5. The steering control method according to any one of claims 1 to 4, characterized in that, In the step of constructing a vehicle model and calculating the vehicle state by combining the initial perception parameters of the vehicle, The initial sensing parameters include the vehicle's center of gravity sideslip angle. β Hinge angle between adjacent vehicle bodies θ and the steering angle of the non-driver operating axis δ .

6. The steering control method according to claim 5, characterized in that, The preset objective function is a cost function, and the expression of the cost function is: ; in, β1 , β2 , β3 The sideslip angles are the centers of gravity of the three vehicle bodies. θ1 , θ2 The hinge angle between adjacent vehicle bodies. δx This refers to the steering angle of the non-driver operated axis.

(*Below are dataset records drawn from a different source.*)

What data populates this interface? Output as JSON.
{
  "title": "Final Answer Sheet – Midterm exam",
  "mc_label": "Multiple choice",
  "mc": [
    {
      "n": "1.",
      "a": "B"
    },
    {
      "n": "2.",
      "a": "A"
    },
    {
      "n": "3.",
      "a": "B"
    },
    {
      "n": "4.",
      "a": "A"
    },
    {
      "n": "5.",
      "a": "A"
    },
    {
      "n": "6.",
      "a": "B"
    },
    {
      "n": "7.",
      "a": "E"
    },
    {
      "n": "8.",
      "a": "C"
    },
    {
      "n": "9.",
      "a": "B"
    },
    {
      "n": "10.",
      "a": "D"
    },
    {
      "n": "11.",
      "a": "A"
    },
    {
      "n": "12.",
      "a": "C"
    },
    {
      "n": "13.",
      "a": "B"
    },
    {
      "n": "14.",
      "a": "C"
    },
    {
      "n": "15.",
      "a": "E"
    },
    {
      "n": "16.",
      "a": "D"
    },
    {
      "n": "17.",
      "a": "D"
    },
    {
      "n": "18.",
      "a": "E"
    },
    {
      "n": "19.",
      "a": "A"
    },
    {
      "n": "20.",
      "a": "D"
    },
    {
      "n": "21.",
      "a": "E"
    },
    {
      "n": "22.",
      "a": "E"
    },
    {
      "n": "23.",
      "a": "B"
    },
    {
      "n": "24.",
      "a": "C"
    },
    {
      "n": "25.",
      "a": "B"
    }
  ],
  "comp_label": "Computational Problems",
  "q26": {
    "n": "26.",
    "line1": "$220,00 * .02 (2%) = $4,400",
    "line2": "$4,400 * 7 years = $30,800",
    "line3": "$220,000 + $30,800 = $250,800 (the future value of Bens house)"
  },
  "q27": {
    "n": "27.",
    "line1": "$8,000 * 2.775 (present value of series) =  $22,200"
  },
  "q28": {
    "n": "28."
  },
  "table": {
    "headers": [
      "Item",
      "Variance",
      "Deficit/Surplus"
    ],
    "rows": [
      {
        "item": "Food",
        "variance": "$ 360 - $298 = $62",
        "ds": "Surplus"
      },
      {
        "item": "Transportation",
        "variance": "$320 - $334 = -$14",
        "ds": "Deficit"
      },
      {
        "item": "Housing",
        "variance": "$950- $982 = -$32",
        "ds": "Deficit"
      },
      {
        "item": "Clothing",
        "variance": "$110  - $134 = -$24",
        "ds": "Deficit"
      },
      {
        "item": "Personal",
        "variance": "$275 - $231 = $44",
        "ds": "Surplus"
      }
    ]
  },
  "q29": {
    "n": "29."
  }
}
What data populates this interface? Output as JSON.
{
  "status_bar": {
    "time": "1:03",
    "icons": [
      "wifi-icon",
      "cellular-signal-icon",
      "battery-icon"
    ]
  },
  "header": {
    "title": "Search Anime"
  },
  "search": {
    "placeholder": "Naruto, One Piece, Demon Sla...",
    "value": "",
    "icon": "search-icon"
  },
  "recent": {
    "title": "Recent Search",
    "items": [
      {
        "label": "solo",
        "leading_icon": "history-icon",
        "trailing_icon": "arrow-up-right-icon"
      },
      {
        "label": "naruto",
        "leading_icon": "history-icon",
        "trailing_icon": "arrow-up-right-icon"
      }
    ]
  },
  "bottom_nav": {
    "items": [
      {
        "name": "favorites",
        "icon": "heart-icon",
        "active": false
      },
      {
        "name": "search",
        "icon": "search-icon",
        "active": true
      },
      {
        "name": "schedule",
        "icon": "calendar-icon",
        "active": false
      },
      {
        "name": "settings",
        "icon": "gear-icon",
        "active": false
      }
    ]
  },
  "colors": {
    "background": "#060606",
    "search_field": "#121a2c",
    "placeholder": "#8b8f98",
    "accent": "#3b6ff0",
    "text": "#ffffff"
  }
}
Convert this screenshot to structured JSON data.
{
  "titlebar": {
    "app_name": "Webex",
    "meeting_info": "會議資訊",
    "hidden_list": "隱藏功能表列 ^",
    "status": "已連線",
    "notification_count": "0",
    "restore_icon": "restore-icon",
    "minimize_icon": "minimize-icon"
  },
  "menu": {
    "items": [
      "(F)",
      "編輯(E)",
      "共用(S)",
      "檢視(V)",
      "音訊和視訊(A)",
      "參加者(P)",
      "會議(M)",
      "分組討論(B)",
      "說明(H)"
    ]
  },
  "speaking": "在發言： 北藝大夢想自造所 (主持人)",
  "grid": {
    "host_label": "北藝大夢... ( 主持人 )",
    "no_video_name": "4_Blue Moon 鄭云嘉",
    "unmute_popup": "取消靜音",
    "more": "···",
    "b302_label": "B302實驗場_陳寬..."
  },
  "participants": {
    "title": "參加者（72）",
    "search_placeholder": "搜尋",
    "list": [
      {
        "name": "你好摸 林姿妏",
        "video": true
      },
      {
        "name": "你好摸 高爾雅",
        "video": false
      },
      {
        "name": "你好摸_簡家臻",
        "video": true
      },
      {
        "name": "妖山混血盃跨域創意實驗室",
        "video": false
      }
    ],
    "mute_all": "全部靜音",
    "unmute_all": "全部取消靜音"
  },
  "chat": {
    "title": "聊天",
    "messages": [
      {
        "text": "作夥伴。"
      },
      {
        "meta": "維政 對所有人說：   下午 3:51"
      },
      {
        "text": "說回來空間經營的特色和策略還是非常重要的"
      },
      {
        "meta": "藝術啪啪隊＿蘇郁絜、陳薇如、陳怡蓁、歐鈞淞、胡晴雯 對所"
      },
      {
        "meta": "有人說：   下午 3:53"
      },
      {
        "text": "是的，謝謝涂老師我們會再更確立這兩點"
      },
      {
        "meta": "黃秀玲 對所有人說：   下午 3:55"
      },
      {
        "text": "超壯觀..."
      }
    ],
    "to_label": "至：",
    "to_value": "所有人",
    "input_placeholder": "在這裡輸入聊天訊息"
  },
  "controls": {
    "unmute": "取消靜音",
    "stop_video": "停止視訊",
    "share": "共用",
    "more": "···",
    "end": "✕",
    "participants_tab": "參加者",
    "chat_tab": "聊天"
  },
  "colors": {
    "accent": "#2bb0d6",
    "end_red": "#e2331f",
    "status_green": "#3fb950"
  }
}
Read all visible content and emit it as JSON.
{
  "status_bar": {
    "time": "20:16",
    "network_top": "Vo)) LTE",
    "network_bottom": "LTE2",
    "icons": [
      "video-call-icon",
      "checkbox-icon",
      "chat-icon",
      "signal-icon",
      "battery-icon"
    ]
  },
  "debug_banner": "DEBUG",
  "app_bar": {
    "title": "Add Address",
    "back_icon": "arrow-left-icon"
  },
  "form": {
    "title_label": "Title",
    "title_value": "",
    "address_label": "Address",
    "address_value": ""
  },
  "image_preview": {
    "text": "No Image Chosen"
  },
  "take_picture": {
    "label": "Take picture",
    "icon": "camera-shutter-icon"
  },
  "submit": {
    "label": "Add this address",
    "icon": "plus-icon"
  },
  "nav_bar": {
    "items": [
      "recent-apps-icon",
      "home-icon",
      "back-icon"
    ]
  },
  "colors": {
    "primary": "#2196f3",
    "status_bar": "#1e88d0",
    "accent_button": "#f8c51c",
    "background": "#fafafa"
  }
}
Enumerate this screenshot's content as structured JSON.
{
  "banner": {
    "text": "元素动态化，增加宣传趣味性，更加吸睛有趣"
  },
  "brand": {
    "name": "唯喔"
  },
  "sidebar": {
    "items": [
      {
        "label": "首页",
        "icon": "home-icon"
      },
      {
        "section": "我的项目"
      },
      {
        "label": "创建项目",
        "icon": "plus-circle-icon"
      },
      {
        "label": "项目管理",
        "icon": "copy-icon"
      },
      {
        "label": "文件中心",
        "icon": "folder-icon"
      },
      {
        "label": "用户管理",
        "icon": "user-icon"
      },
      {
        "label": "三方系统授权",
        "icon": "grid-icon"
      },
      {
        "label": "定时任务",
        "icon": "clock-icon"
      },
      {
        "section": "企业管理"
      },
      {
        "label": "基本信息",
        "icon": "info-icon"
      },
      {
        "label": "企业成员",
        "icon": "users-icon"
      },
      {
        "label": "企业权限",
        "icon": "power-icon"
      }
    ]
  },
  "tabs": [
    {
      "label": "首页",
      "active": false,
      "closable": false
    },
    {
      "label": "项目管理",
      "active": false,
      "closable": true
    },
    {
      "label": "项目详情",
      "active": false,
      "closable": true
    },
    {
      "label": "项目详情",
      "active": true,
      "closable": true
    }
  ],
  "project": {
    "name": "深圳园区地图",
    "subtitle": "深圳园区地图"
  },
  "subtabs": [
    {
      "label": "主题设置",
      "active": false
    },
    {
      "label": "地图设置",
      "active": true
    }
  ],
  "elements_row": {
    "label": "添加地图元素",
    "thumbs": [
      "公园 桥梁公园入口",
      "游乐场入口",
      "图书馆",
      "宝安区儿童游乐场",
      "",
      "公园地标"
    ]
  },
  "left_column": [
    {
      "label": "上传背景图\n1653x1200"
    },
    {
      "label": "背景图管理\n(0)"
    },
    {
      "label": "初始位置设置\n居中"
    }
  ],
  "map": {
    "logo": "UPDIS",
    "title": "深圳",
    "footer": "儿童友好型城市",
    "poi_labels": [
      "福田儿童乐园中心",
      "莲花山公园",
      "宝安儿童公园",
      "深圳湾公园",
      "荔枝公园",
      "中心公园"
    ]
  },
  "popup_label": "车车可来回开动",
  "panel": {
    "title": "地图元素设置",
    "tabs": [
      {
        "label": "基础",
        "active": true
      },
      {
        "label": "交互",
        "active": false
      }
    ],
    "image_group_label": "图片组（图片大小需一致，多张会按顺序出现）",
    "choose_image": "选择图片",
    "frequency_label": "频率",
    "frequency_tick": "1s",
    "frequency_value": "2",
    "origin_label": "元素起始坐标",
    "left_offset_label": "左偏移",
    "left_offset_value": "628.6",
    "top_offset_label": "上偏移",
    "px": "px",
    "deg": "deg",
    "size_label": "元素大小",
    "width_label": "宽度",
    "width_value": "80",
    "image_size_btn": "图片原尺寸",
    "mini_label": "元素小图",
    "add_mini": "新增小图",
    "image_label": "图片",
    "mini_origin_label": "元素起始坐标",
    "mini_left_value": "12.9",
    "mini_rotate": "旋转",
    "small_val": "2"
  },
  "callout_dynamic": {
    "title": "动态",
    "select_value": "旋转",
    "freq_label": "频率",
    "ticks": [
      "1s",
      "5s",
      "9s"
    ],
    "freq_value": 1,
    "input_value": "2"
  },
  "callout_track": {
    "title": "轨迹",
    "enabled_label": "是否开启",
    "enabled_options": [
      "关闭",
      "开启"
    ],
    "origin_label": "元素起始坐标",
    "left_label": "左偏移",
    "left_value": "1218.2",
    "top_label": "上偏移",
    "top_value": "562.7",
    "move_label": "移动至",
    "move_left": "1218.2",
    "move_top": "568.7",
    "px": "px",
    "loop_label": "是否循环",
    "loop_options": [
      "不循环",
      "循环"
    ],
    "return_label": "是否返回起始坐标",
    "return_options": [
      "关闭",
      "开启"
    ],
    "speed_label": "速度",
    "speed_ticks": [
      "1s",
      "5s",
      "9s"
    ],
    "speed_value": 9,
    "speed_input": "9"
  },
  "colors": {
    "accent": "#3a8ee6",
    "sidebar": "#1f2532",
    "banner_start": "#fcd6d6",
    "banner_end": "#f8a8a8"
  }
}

7. The steering control method according to claim 6, characterized in that, The quadratic form matrix of the cost function is: ; in, It is a symmetric matrix. It is a unit array.

8. The steering control method according to claim 7, characterized in that, The control feedback quantity is solved based on the cost function in the form of a quadratic matrix. δx ,set up δx =- Kx ,in K 5×6 For the feedback matrix, x =[ β1 γ1 γ2 γ3 θ1 θ2 ] T It is a state variable.

9. The steering control method according to claim 8, characterized in that, The feedback matrix K By solving the Riccati equation, we obtain the following: ; in, P 6×6 Let be a solution to the Ricardi equation, and let the feedback matrix be... K = R -1 F T P The steering angle of the non-driver operating shaft is: 。 10. A steering control device, characterized in that, include: The solution module is used to construct the vehicle model and solve the vehicle state by combining the initial perception parameters of the vehicle. The calculation module is used to calculate the preset steering angle of the axle based on a preset objective function; The control module is used to acquire the real-time sensing parameters of the whole vehicle and the real-time steering angle of the axle to form a closed-loop control.